A inferência em IA é o processo de executar um modelo treinado numa nova entrada para produzir um resultado, como uma previsão, classificação ou texto gerado. É a fase de implementação em que um modelo aplica o que aprendeu durante o treino a dados do mundo real. Cada vez que faz uma pergunta a um chatbot, recebe uma recomendação ou obtém um alerta de fraude, a inferência está a acontecer nos bastidores.
Como funciona a inferência
Durante o treino, um modelo ajusta os seus parâmetros internos, frequentemente milhões ou milhares de milhões de pesos numéricos, processando repetidamente exemplos rotulados até aprender padrões que se generalizam. Quando o treino termina, esses pesos são congelados e empacotados num ficheiro de modelo. A inferência começa quando um utilizador ou sistema envia uma nova entrada a esse modelo implementado.
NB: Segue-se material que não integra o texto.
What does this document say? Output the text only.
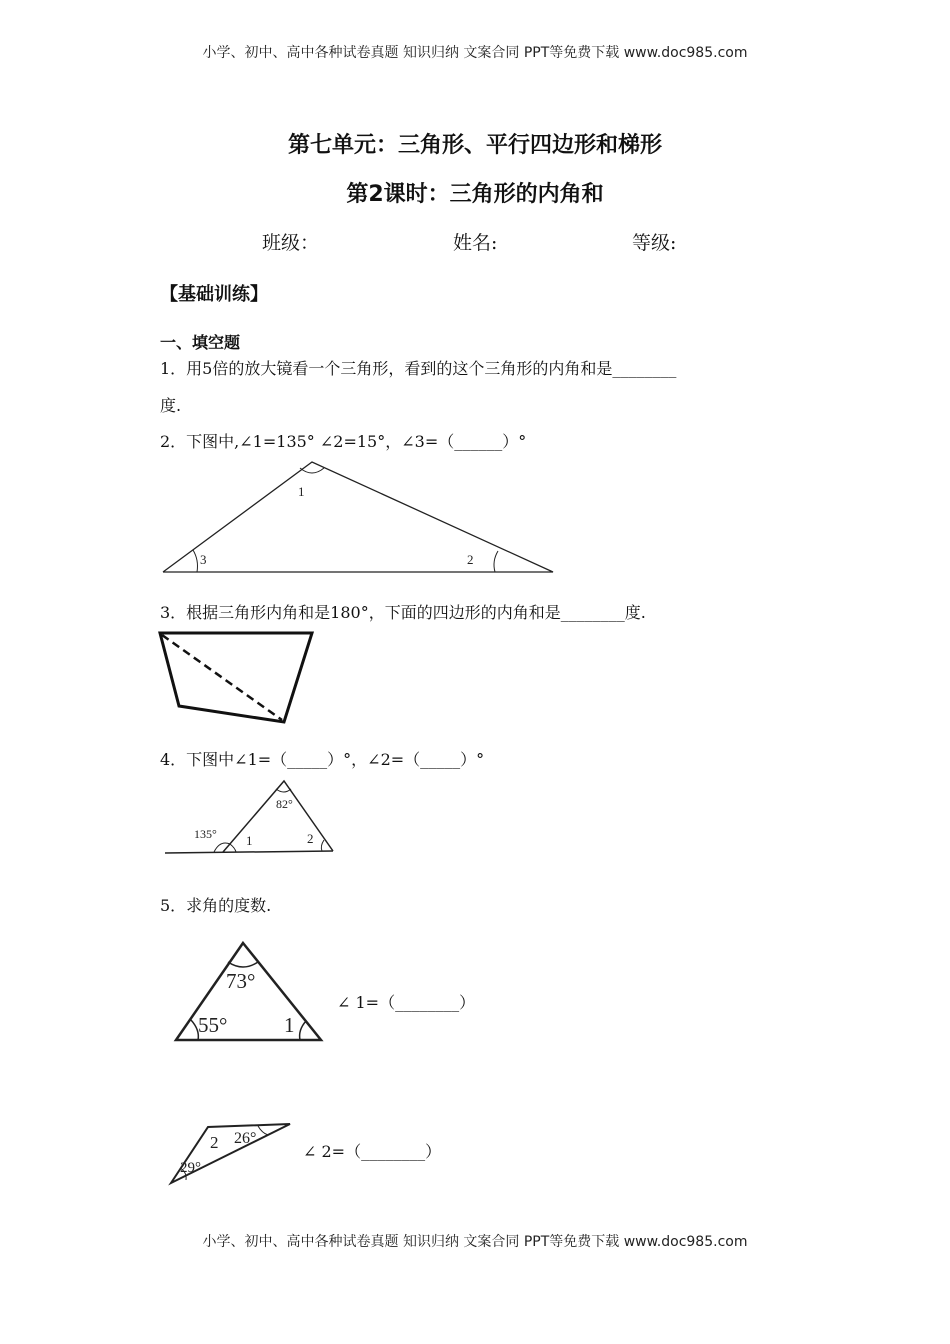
小学、初中、高中各种试卷真题 知识归纳 文案合同 PPT等免费下载 www.doc985.com
第七单元：三角形、平行四边形和梯形
第2课时：三角形的内角和
班级：	姓名:	等级:
【基础训练】
一、填空题
1．用5倍的放大镜看一个三角形，看到的这个三角形的内角和是________
度.
2．下图中,∠1=135° ∠2=15°，∠3=（______）°
1
3	2
82°
135° 1	2
73°
55°	1
2 26°
29°
3．根据三角形内角和是180°，下面的四边形的内角和是________度.
4．下图中∠1=（_____）°，∠2=（_____）°
5．求角的度数.
∠ 1=（________）
∠ 2=（________）
小学、初中、高中各种试卷真题 知识归纳 文案合同 PPT等免费下载 www.doc985.com
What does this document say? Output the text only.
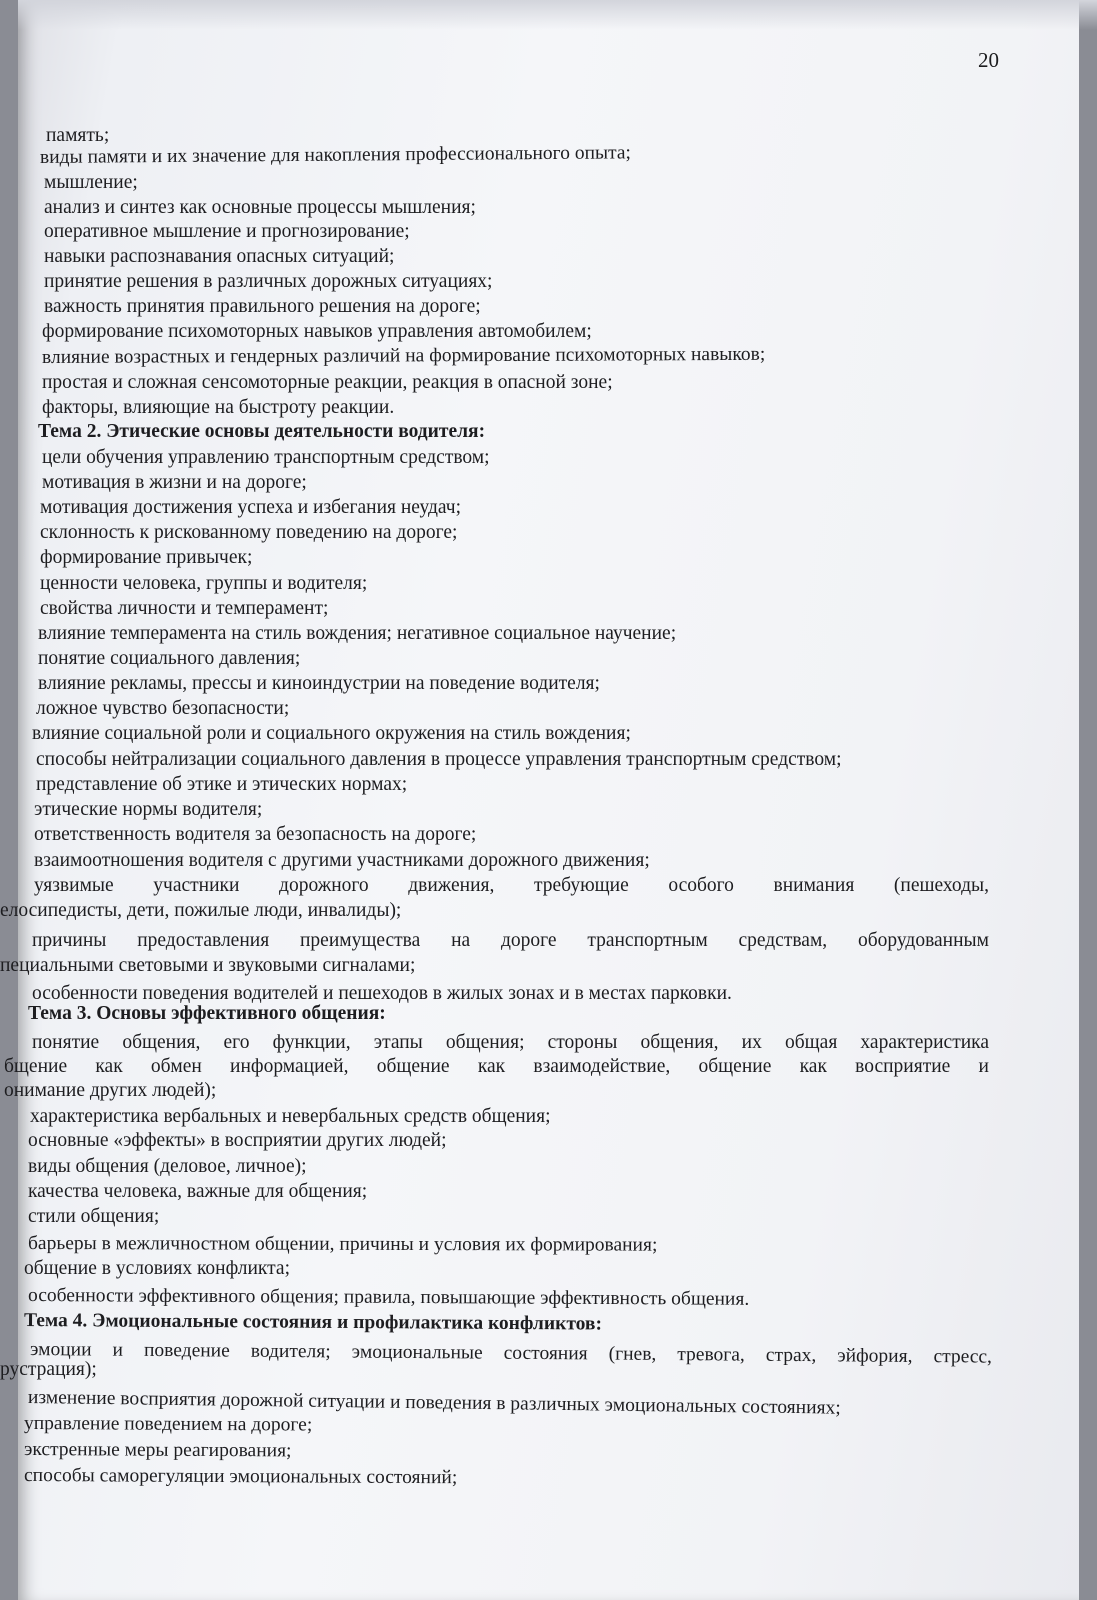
20
память;
виды памяти и их значение для накопления профессионального опыта;
мышление;
анализ и синтез как основные процессы мышления;
оперативное мышление и прогнозирование;
навыки распознавания опасных ситуаций;
принятие решения в различных дорожных ситуациях;
важность принятия правильного решения на дороге;
формирование психомоторных навыков управления автомобилем;
влияние возрастных и гендерных различий на формирование психомоторных навыков;
простая и сложная сенсомоторные реакции, реакция в опасной зоне;
факторы, влияющие на быстроту реакции.
Тема 2. Этические основы деятельности водителя:
цели обучения управлению транспортным средством;
мотивация в жизни и на дороге;
мотивация достижения успеха и избегания неудач;
склонность к рискованному поведению на дороге;
формирование привычек;
ценности человека, группы и водителя;
свойства личности и темперамент;
влияние темперамента на стиль вождения; негативное социальное научение;
понятие социального давления;
влияние рекламы, прессы и киноиндустрии на поведение водителя;
ложное чувство безопасности;
влияние социальной роли и социального окружения на стиль вождения;
способы нейтрализации социального давления в процессе управления транспортным средством;
представление об этике и этических нормах;
этические нормы водителя;
ответственность водителя за безопасность на дороге;
взаимоотношения водителя с другими участниками дорожного движения;
уязвимые участники дорожного движения, требующие особого внимания (пешеходы,
елосипедисты, дети, пожилые люди, инвалиды);
причины предоставления преимущества на дороге транспортным средствам, оборудованным
пециальными световыми и звуковыми сигналами;
особенности поведения водителей и пешеходов в жилых зонах и в местах парковки.
Тема 3. Основы эффективного общения:
понятие общения, его функции, этапы общения; стороны общения, их общая характеристика
бщение как обмен информацией, общение как взаимодействие, общение как восприятие и
онимание других людей);
характеристика вербальных и невербальных средств общения;
основные «эффекты» в восприятии других людей;
виды общения (деловое, личное);
качества человека, важные для общения;
стили общения;
барьеры в межличностном общении, причины и условия их формирования;
общение в условиях конфликта;
особенности эффективного общения; правила, повышающие эффективность общения.
Тема 4. Эмоциональные состояния и профилактика конфликтов:
эмоции и поведение водителя; эмоциональные состояния (гнев, тревога, страх, эйфория, стресс,
рустрация);
изменение восприятия дорожной ситуации и поведения в различных эмоциональных состояниях;
управление поведением на дороге;
экстренные меры реагирования;
способы саморегуляции эмоциональных состояний;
A entrada é primeiro convertida numa representação numérica, chamada tensor, e depois passada pelas camadas do modelo. Cada camada realiza multiplicações de matrizes e aplica transformações aprendidas, produzindo representações intermédias que, em última análise, geram um resultado, como um token num modelo de linguagem, um rótulo de classe no reconhecimento de imagem ou uma pontuação numérica num sistema de recomendação. Um exemplo simples: um filtro de spam treinado com milhares de e-mails recebe uma nova mensagem, converte as suas palavras em vetores, passa-os por uma rede neuronal e devolve "spam" ou "não spam" numa fração de segundo.
Porque é importante
A inferência é onde o valor da IA é efetivamente entregue. O treino constrói o modelo, mas a inferência é o que utilizadores, aplicações e empresas experienciam. A latência, o custo e a fiabilidade na fase de inferência moldam diretamente a qualidade do produto e a confiança do utilizador. Otimizar a inferência, através de técnicas como quantização, pruning, batching ou hardware especializado como GPUs e TPUs, é um foco principal das equipas de MLOps e infraestrutura de IA, porque determina se um modelo é suficientemente rápido, económico e preciso para funcionar em escala. Para uma visão mais aprofundada sobre otimização de modelos, consulte a documentação do Hugging Face Optimum.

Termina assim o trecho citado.